He snorted. 'Then that is the second order of business; the first is to get you away from here. Go upstairs and pack your things; I'm not leaving you here to be jeered at by tradesmen a moment longer.'
'But-' she protested, knowing his own resources were slender. He cut her off at the single word, showing an unexpected streak of authority.
'I can certainly afford to put the daughter of my old friend up in a respectable boarding-house for a few days, and take her to dinner too. And as for the rest well, that was what I came here to speak to you about, and that would be best done over dinner, or rather, dessert. Now, don't argue with me, child!' he scolded. 'I won't have you staying here! The next thing you know, they'll probably cut off the gas.'
At just that moment, the gaslights flickered and went out, all over the house, leaving them in the grey gloom of the overcast day, the uncertain and haunted hour before sunset. Suddenly, the house seemed full of ghosts. If nothing else, that decided her.
'I'll just be a moment,' she said, truthfully, since most of her belongings were already packed into a carpetbag and a single trunk, with only a valise waiting to receive the rest. Mr. Grumwelt had watched her with his nasty, beady eyes, like a serpent watching a bird, the entire time she packed; presumably to make sure that she did not pack up something that no longer belonged to her. Fortunately he did not recognize the value of some of the keepsakes she had managed to retain, or he would doubtless have confiscated them as well. He had made it very clear to her that anything she carried away, she did so on his sufferance. The trunk already stood in the hall; she had only to finish packing her valise and carpetbag. 'I find myself in the position so many philosophers like Mr. Emerson profess to admire-unburdened by possessions.'
'I'll get a cab,' the Professor replied.
Bergdorf's was not crowded at this time of the early evening; the theater crowd had not yet begun to arrive. Fortunately, the German restaurant had never been one of her father's choices for dining out, or the memories the place evoked would have been too painful to permit her to eat. No, she had no sad ghosts waiting for her here, and Bergdorf's was clearly professor Cathcart's favorite, for the waiters all recognized him and they were shown to a secluded table out of the way of traffic. She wondered what they made of her; too plain to be a member of the demimonde, too shabbily dressed to be a fiancee or a relative. Did they assume she was his housekeeper, being granted a birthday treat?
Perhaps they take me for a suffragette relation, or one who has a religious mania and has given all her worldly goods to Billy Sunday. No matter. The respect they accorded to Professor Cathcart extended even to such peculiar females as he chose to bring with him; service was prompt and polite, and the headwaiter treated her with the deference that might be accorded to one who wore a gown by Worth, rather than one from the cheaper pages of Sears and Roebuck.

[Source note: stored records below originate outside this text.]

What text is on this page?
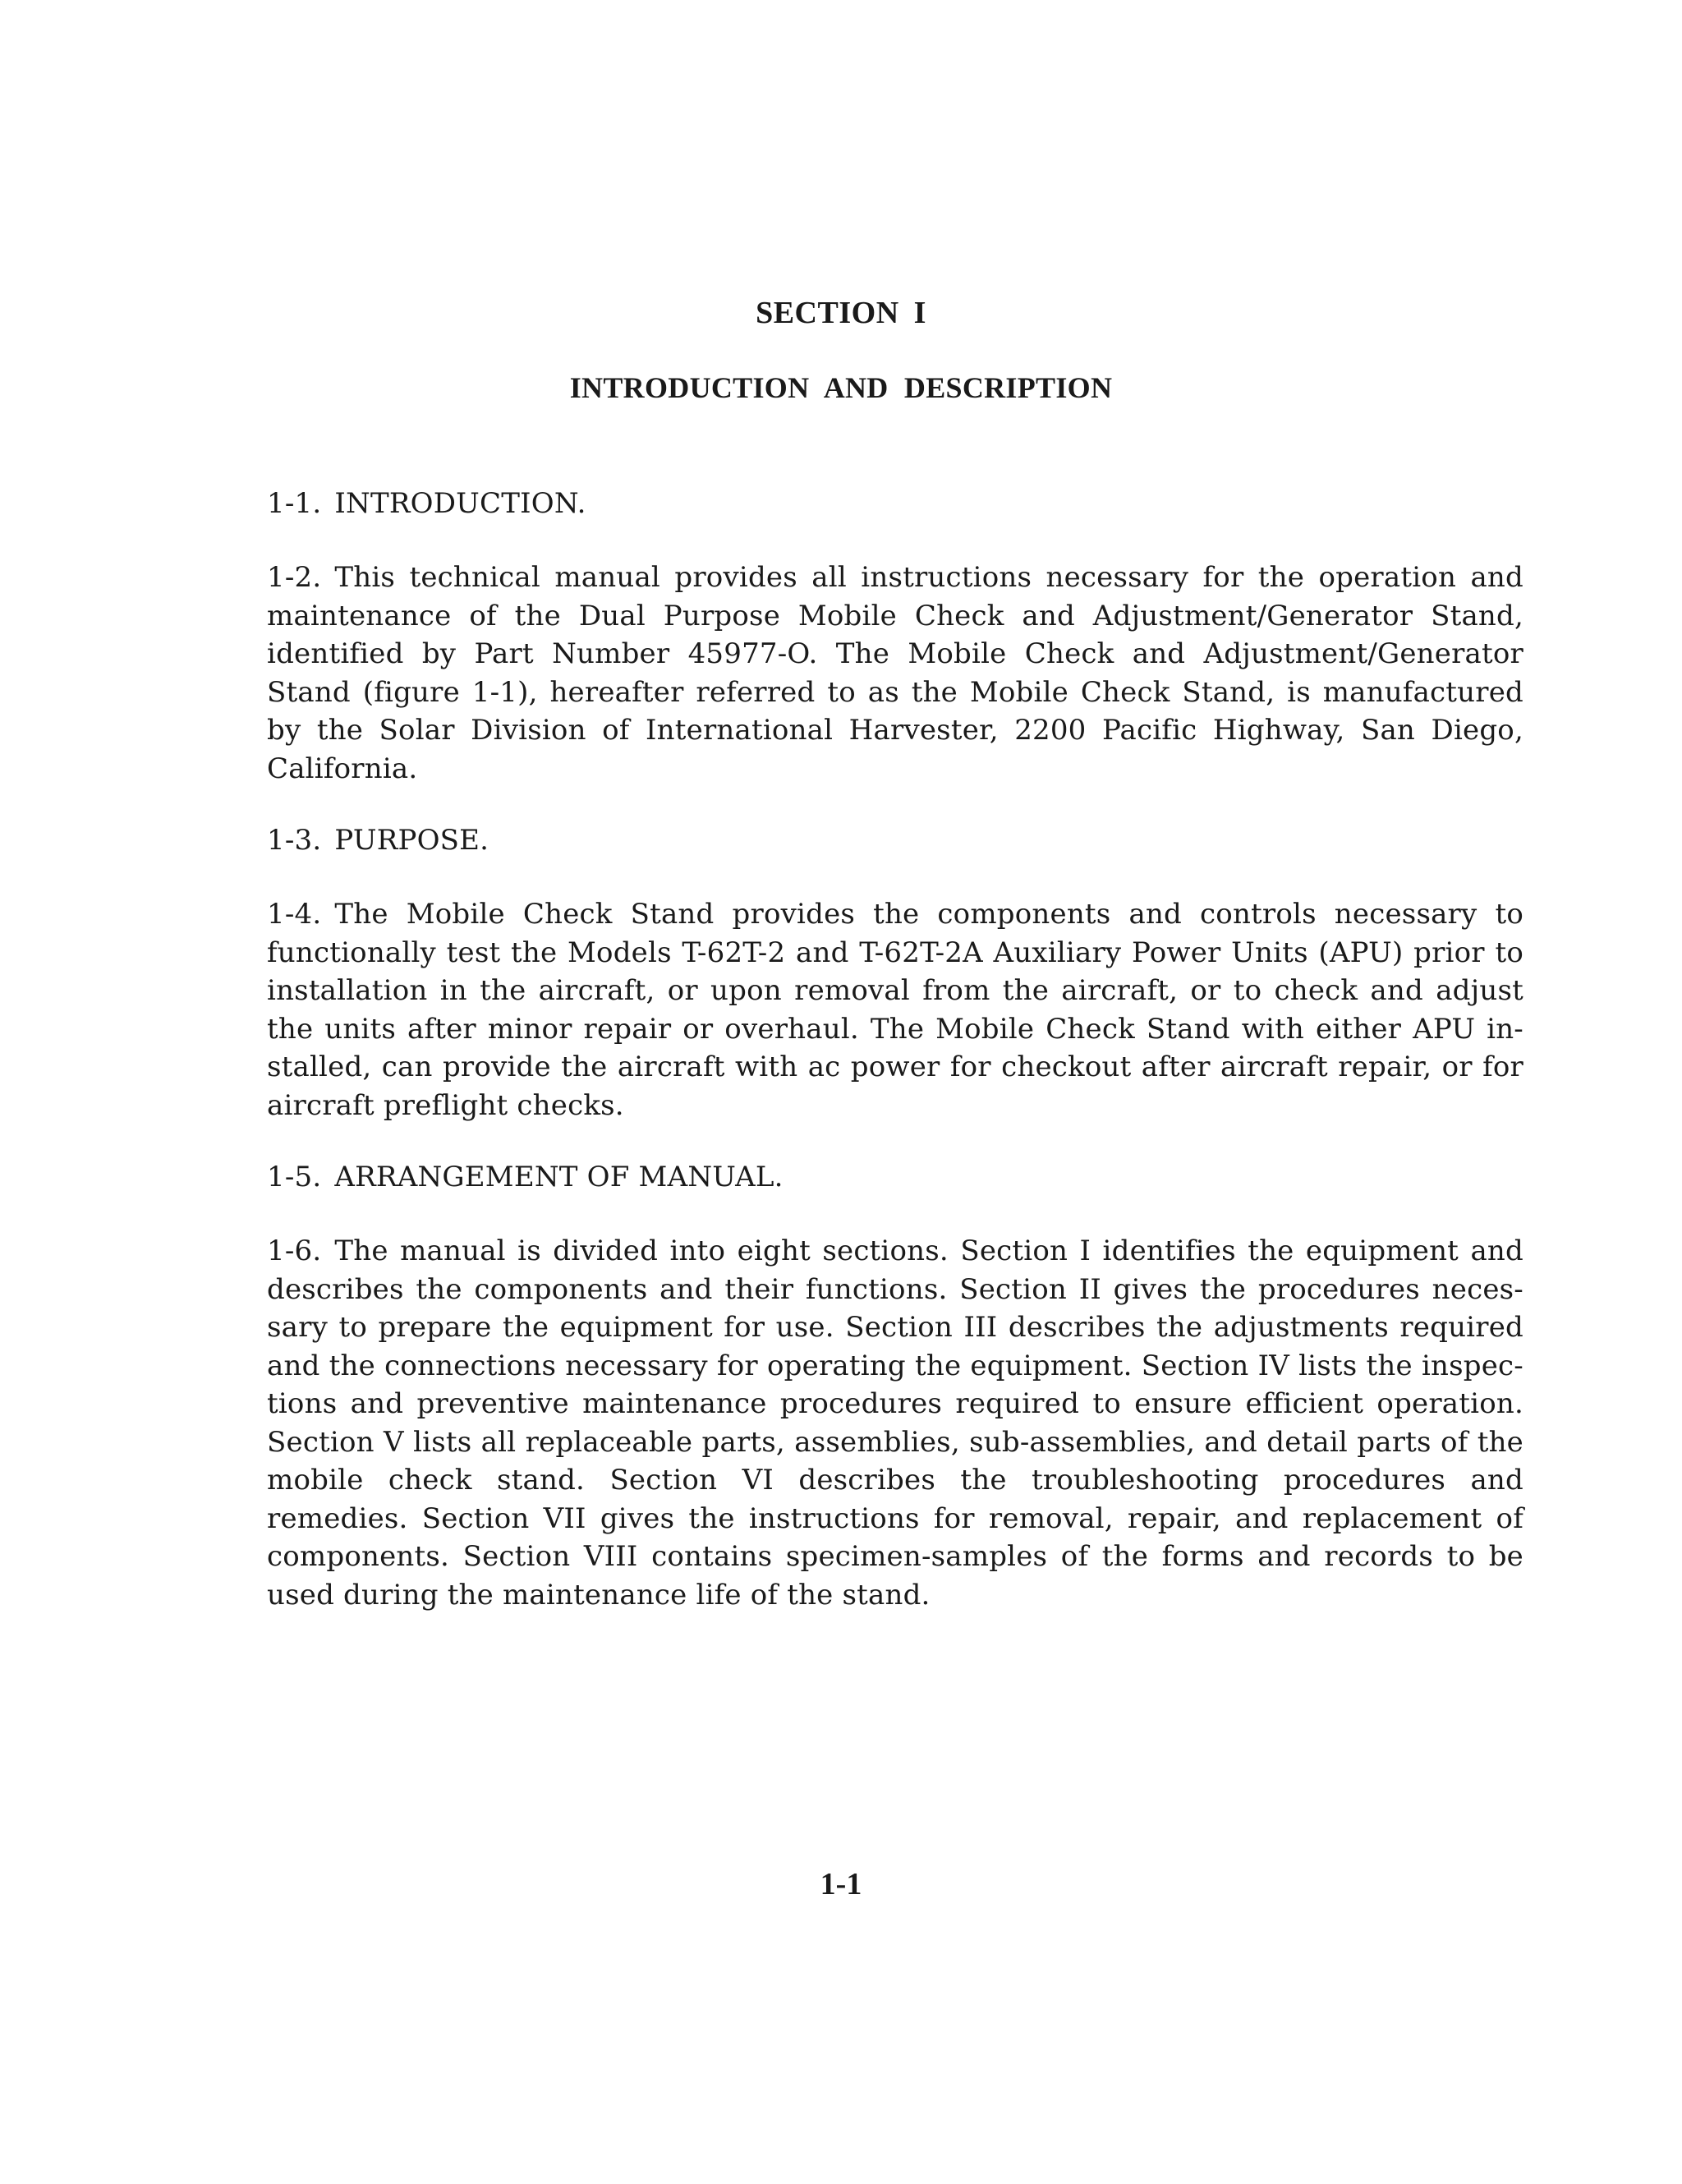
SECTION I
INTRODUCTION AND DESCRIPTION
1-1. INTRODUCTION.
1-2. This technical manual provides all instructions necessary for the operation and maintenance of the Dual Purpose Mobile Check and Adjustment/Generator Stand, identified by Part Number 45977-O. The Mobile Check and Adjustment/Generator Stand (figure 1-1), hereafter referred to as the Mobile Check Stand, is manufactured by the Solar Division of International Harvester, 2200 Pacific Highway, San Diego, California.
1-3. PURPOSE.
1-4. The Mobile Check Stand provides the components and controls necessary to functionally test the Models T-62T-2 and T-62T-2A Auxiliary Power Units (APU) prior to installation in the aircraft, or upon removal from the aircraft, or to check and adjust the units after minor repair or overhaul. The Mobile Check Stand with either APU in-stalled, can provide the aircraft with ac power for checkout after aircraft repair, or for aircraft preflight checks.
1-5. ARRANGEMENT OF MANUAL.
1-6. The manual is divided into eight sections. Section I identifies the equipment and describes the components and their functions. Section II gives the procedures neces-sary to prepare the equipment for use. Section III describes the adjustments required and the connections necessary for operating the equipment. Section IV lists the inspec-tions and preventive maintenance procedures required to ensure efficient operation. Section V lists all replaceable parts, assemblies, sub-assemblies, and detail parts of the mobile check stand. Section VI describes the troubleshooting procedures and remedies. Section VII gives the instructions for removal, repair, and replacement of components. Section VIII contains specimen-samples of the forms and records to be used during the maintenance life of the stand.
1-1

She had once worn fine gowns not by Worth, perhaps, but by one of the better Chicago seamstresses. That had been before her father's run of bad luck with his investments, and she had chosen to economize on her gowns as well as in other household matters. It had not mattered to her teachers and fellow students; they probably would not have noticed unless she had donned the chiton and stola of an ancient Greek maiden, and perhaps not even then. Her economies had gone unremarked, which had saved her pride. Since another of her economies was to abjure eating out, she was not forced to parade the slender state of their purses in public.
The Bergdorf was comfortably warm, lit softly with candles and a few well-placed gaslights. The only sounds were those of conversation and the clink of silver on china. The Professor was one who gave a gourmet meal all its due reverence, so they ate in silence. Rosalind was not loath to do so either; the peculiar sour-savory tang of the sauerbraten awoke a hunger of intensity she had not realized was possible, and although she seldom drank, she joined the Professor in a lady sized stein of the Bergdorf's excellent beer. The food vanished from her plate so quickly she might have conjured it away, and the attentive blond-haired, blue-eyed waiter brought her a second serving without being asked.
'Vielen dank,' she said to him, surprising a smile from him. He winked at her, and hurried to answer the summons from another table.
She devoured her second helping with a thoroughness that would have embarrassed her a month ago. Now her capacity for being embarrassed had been exhausted, and her pride flattened like a sheet of vellum in a press.
The waiter returned at the Professor's signal, and cleared away the plates as the Professor ordered Black Forest torte for both of them. Rosalind did not even make a token protest; it might be a long time before she ever ate like this again. Her torte was long gone before the Professor had finished his, and she settled back in her chair with a sigh of melancholy mixed with content.
I must think of some way to earn my way. She had a vague idea that she might take a position as a governess somewhere, or even as a schoolteacher in some Western state. Any thought of achieving a Ph.D. in the classics and medieval literature was out of the question now, of course. She only hoped that she could convince someone that her unconventional education had made her fit to teach the 'Three Rs.'
The waiter arrived to clean off the dessert plates, and with him came coffee. Professor Cathcart settled back in his chair as she sugared and creamed hers liberally, cradling his cup in both hands.
'You must forgive your old friend and teacher his bluntness, but how did you come to such a pass?' he asked.